Отставной генерал разведки Виктор Андреевич Белосельцев не находил в себе сил оставить душную Москву и уехать на дачу, где ждал его заросший, запущенный сад, тихие труды в цветнике среди серьезных оранжево-черных шмелей, сладких табаков и засахаренных бутонов роз, когда на жестяном совке чернеет сочный ком и в нем извивается скользкий розовый червь. Он не мог уехать, пораженный необъяснимым бессилием, нежеланием менять свое положение в пространстве, будто ждал, что сверху, из горячего неба, прольется на него прозрачная струя канифоли и он застынет в ней на веки вечные, раскинув свои высохшие руки, склонив к плечу седую голову. Это ожидание напоминало паралич, отнимавший способность двигаться, шевелить пальцами, вращать глазами, сжимать и расширять легкие. Жизнь была неинтересна, состояла из мельчайшей пудры, в которую превратились его жизненные впечатления, усвоенные науки, прочитанные книги, человеческие отношения и дружбы, сама страна, которой он, профессиональный разведчик, служил до последних минут ее существования, пока она, огромная, как красный леденец, не растаяла, не потекла липким соком, сжатая чьим-то огромным, потным, омерзительным кулаком.
Иногда, чтобы разнообразить безделье, развеять сонную одурь, он включал телевизор. Но оттуда, из голубоватого студня, из дрожащего желе, как из заливного, начинали выпрыгивать уродливые рыбины, губастые и носастые чудища, пучеглазые щетинистые твари. Морочили, пугали, тянули клешни, тыкали в глаза обрубками конечностей, норовили схватить волосатой лапой или пнуть мозолистой голой стопой. Белосельцев, послушав и посмотрев минуту, выключал телевизор, загонял обратно в пластмассовый застекленный короб несметное сонмище, которое из ящика через огромную шахту скатывалось обратно в преисподнюю, в жилище тьмы.

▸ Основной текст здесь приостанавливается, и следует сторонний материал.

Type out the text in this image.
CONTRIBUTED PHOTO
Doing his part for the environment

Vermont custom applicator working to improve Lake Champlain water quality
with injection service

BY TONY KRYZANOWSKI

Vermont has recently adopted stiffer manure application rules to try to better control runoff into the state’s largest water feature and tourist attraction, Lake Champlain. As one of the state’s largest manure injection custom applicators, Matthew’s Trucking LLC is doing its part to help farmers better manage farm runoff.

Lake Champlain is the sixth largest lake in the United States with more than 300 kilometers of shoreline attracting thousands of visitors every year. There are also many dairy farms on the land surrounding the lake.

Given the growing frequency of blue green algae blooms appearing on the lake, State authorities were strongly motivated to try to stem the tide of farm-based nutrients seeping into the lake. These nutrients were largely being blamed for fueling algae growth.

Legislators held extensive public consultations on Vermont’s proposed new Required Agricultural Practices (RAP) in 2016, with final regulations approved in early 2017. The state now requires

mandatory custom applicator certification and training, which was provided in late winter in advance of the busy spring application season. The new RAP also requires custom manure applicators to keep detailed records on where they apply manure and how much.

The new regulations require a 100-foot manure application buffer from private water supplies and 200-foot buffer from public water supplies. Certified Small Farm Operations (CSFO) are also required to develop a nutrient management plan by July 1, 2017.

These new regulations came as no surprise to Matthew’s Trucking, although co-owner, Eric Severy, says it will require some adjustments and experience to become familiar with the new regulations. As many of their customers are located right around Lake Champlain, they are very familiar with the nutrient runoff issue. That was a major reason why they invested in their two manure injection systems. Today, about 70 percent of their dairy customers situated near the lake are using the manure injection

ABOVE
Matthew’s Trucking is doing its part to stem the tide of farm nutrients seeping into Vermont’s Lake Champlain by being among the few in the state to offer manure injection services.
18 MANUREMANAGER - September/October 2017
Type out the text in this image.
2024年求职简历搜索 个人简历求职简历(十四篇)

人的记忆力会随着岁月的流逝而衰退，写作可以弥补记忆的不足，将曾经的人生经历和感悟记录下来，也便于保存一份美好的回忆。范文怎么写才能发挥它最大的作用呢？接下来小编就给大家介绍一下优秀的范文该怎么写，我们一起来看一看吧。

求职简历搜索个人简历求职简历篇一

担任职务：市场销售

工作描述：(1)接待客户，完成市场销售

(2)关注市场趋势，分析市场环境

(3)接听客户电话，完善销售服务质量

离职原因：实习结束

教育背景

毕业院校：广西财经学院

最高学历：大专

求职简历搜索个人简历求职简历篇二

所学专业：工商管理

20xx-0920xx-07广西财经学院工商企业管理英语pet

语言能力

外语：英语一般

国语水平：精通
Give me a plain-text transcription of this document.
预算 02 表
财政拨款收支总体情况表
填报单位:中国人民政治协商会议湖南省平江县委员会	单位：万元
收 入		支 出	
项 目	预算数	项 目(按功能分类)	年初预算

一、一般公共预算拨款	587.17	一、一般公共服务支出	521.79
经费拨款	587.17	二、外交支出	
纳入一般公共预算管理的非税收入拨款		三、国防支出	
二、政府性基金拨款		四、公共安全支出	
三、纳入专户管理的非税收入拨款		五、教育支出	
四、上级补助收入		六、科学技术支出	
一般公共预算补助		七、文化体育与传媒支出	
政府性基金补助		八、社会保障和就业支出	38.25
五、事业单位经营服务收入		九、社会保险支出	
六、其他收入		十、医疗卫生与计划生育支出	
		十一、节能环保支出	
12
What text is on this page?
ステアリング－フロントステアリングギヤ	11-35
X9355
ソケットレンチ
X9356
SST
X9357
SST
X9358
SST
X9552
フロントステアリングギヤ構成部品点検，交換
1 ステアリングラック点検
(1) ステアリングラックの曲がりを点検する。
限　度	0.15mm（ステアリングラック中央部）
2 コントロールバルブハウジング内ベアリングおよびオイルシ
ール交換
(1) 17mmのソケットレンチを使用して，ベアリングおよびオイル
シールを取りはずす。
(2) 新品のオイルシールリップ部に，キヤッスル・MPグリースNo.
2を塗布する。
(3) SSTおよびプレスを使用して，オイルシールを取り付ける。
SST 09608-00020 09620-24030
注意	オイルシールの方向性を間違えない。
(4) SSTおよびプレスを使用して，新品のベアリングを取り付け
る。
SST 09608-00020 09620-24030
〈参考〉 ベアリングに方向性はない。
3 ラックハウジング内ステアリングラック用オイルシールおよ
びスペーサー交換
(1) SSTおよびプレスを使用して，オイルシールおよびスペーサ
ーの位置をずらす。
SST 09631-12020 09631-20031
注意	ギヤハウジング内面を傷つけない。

Среди мелочных бессмысленных дел: приготовления пищи, стирания белья, принятия пилюль, подметания комнаты – было одно занятие, к которому он прибегал, спасаясь от изнурительного пустоцветного бытия, где любое событие, любой звук или знак являли собой глупую мелочь, бессмыслицу, оскорбительную незначительность, за которую не цеплялся ум, которую отторгала душа.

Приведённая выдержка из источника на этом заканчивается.